AFP Blue, la nouvelle filiale qui va tout changer
Le nouveau contrat, qui couvre la période quinquennale 2014- 2018, prévoit que l’Etat verse à l’AFP 125,5 millions d’euros hors taxe en 2015, dont 20,5 millions sous la forme d’abonnements aux « fils » de l’agence et 105 millions en compensation de la mission d’intérêt général désormais reconnue à l’AFP par la Commission européenne depuis mars 2014. Cette reconnaissance est intervenue à la suite de la plainte, en 2010,
de l’agence de presse allemande DAPD (disparue depuis) qui avait accusé l’AFP de percevoir des subventions illicites de l’Etat français. Mais à côté de cette « mission d’intérêt général », le COM prévoit aussi la création d’une « filiale technique de moyens et d’innovation » (1) – baptisée AFP Blue – qui sera financée en plus à hauteur de 26 millions d’euros de prêts provenant de la Caisse des Dépôts, de la Banque publique d’investissement (BPI) et d’une banque privée.

A 70 ans, l’AFP doit s’émanciper de l’Etat
Car l’Etat français ne doit plus financer les investissements, notamment numériques,
de l’AFP. Or, malgré des ressources totales de 119 millions d’euros en 2014 (somme qui progressera peu d’ici 2018, à 127 millions (2)), l’agence de presse a enregistré
l’an dernier une perte nette de 2,2 millions d’euros, pour un chiffre d’affaires de 290,7 millions d’euros (en hausse de 3,5 %). Et elle affiche un endettement croissant de 40 millions d’euros (50 millions attendus en fin d’année). Le nouveau contrat avec l’Etat transpose la loi du 17 avril 2015 sur la modernisation du secteur de la presse (3), laquelle a modifié le statut de l’AFP – qui datait de 1957 (4) – et renforcé sa gouvernance. Cette évolution historique de l’agence âgée de 70 ans, doit aussi aboutir avec les représentants des salariés à un accord social d’entreprise unique, dont les négociations en cours devraient aboutir début juillet – sur fond de limitation de la progression de la masse salariale (1 % par an et gel des salaires).
Entre investissement, désendettement et économies, Emmanuel Hoog – dont le mandat est passé de trois à cinq ans, soit jusqu’en 2018 – va donc devoir trouver
de nouvelles recettes, sur le marché concurrentiel des agences de presse mondiales
de plus en plus numériques, ainsi que des financements bancaires pour innover et diversifier ses services (vidéo en direct, infographie interactive, applications sportives innovantes, …).
La nouvelle filiale privée AFP Blue, créée en janvier dernier, détenue à 100 % par l’AFP et présidée par Emmanuel Hoog, devient le fer de lance de l’innovation de l’agence.
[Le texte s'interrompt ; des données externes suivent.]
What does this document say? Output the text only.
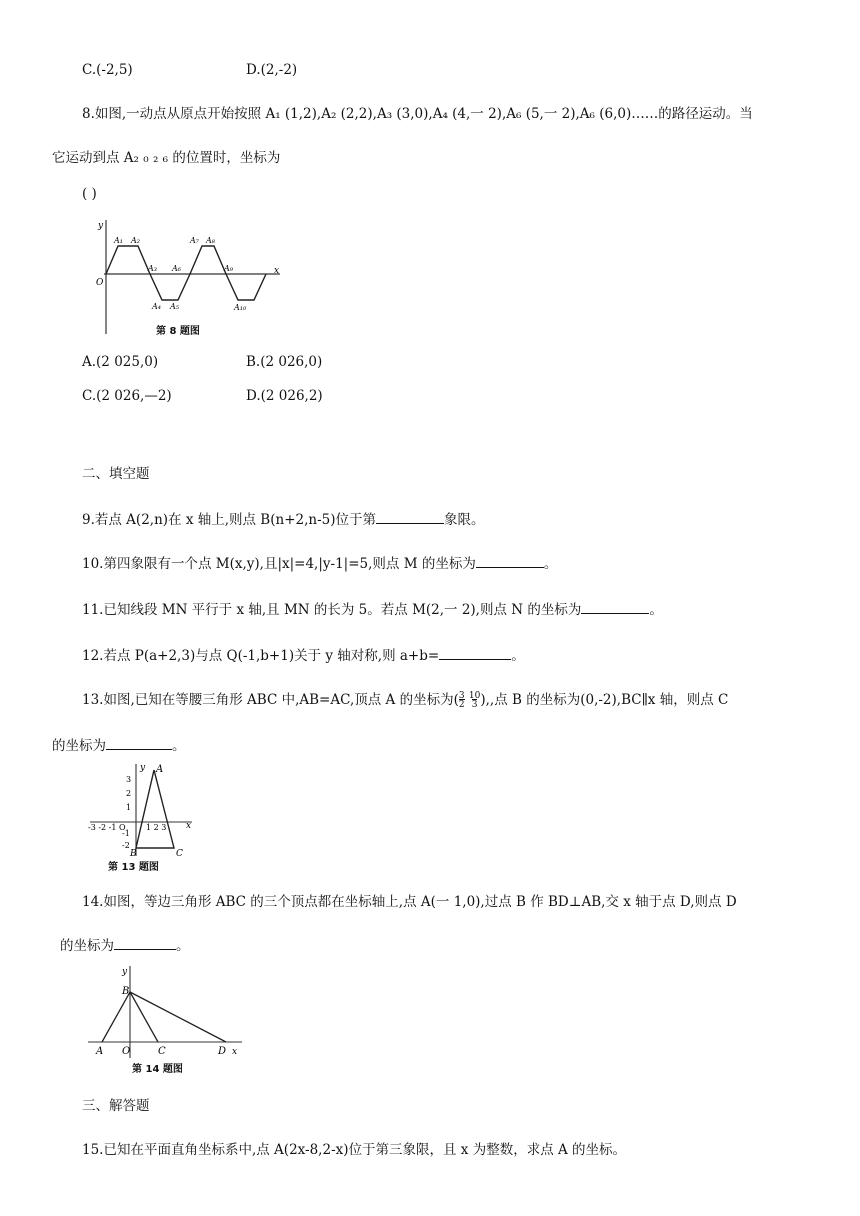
C.(-2,5)	D.(2,-2)
8.如图,一动点从原点开始按照 A₁ (1,2),A₂ (2,2),A₃ (3,0),A₄ (4,一 2),A₆ (5,一 2),A₆ (6,0)……的路径运动。当
它运动到点 A₂ ₀ ₂ ₆ 的位置时，坐标为
( )
y
x
O
A₁ A₂
A₃
A₄ A₅
A₆
A₇ A₈
A₉
A₁₀
第 8 题图
A.(2 025,0)	B.(2 026,0)
C.(2 026,—2)	D.(2 026,2)
二、填空题
9.若点 A(2,n)在 x 轴上,则点 B(n+2,n-5)位于第	象限。
10.第四象限有一个点 M(x,y),且|x|=4,|y-1|=5,则点 M 的坐标为	。
11.已知线段 MN 平行于 x 轴,且 MN 的长为 5。若点 M(2,一 2),则点 N 的坐标为	。
12.若点 P(a+2,3)与点 Q(-1,b+1)关于 y 轴对称,则 a+b=	。
13.如图,已知在等腰三角形 ABC 中,AB=AC,顶点 A 的坐标为$(\frac{3}{2} \frac{10}{3})$,,点 B 的坐标为(0,-2),BC∥x 轴，则点 C
的坐标为	。
y
x
A
B	C
-3 -2 -1 O	1 2 3
3
2
1
-1
-2
第 13 题图
14.如图，等边三角形 ABC 的三个顶点都在坐标轴上,点 A(一 1,0),过点 B 作 BD⊥AB,交 x 轴于点 D,则点 D
的坐标为	。
y
x
B
A O	C	D
第 14 题图
三、解答题
15.已知在平面直角坐标系中,点 A(2x-8,2-x)位于第三象限，且 x 为整数，求点 A 的坐标。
Son comité stratégique vient d’accueillir en mai deux représentants indépendants : Valérie Peugeot, chercheuse « prospective » chez Orange, et Jean-Pierre Caffin, associé « médias » dans le cabinet Bain & Company.
L’AFP est ainsi prête à accélérer sa mutation numérique et médiatique, qui ne relève plus seulement de sa mission d’intérêt général (MIG) mais aussi d’objectifs commerciaux (chiffre d’affaires et marge d’exploitation). Le programme d’investissement d’AFP Blue – 34,4 millions d’euros sur les cinq prochaines années – sera décisif. Des syndicats de l’agence déplorent, eux, « le désengagement progressif de l’Etat » et dénoncent ce qu’ils appellent « la marchandisation de l’information ». L’Agence France- Presse, placée sous surveillance – à la fois de la Commission européenne et de l’Etat français – joue maintenant son avenir. Emmanuel Hoog espère que l’activité vidéo, proposée sur catalogue et de plus en plus en direct grâce à AFPTV Live, va générer de nouvelles recettes en croissance (+ 29 % en 2014). Mais au-delà de la concurrence frontale avec Reuters, AP ou encore Bloomberg, de plus en plus présents en ligne (Web et mobiles), l’AFP est aussi confrontée à la force de frappe informationnelle de l’Internet et des réseaux sociaux mondiaux (Twitter, Facebook, Google News, …) – où la gratuité et l’instantanéité de l’actualité court-circuitent les médias (agences comprises). Elle est d’autant plus exposée à cette hyperconcurrence que plus de la moitié de son chiffre d’affaires 2014 (+ 4,1 % sur un an) est réalisé à l’international. Si l’explosion de la vidéo participe à cette progression, c’est que l’AFP
a fait du sport sa spécialité – comme Reuters s’est spécialisé en économie et AP sur les Etats-Unis. « Cela peut nous permettre de trouver d’autres clients que les médias, comme la FIFA ou Samsung. Nous venons de lancer avec Twitter un produit, TweetFoot, qui permet de suivre l’actualité du football sur la base de comptes sélectionnés par la rédaction. Enfin, nous voulons développer la couverture live de l’actualité, non seulement par la vidéo, mais aussi le texte et la photo, pour le Web et les mobiles », a expliqué Emmanuel Hoog dans une interview parue le 28 mai dernier dans Le Monde.
C’est que l’AFP est de plus en plus présente auprès des internautes et des mobinautes : indirectement via ses clients médias, qui ont tendance à mettre en ligne gratuitement les dépêches AFP dès qu’elles sont « tombées », voire directement avec ses propres services en ligne proposés au grand public (5). L’AFP a aussi signé dès 2009 un partenariat stratégique mondial avec Relaxnews, agence spécialisée pour des abonnés médias et/ou sites web dans l’actualité des loisirs – via fil AFPrelaxnews.com – que le groupe publicitaire Publicis vient d’acquérir.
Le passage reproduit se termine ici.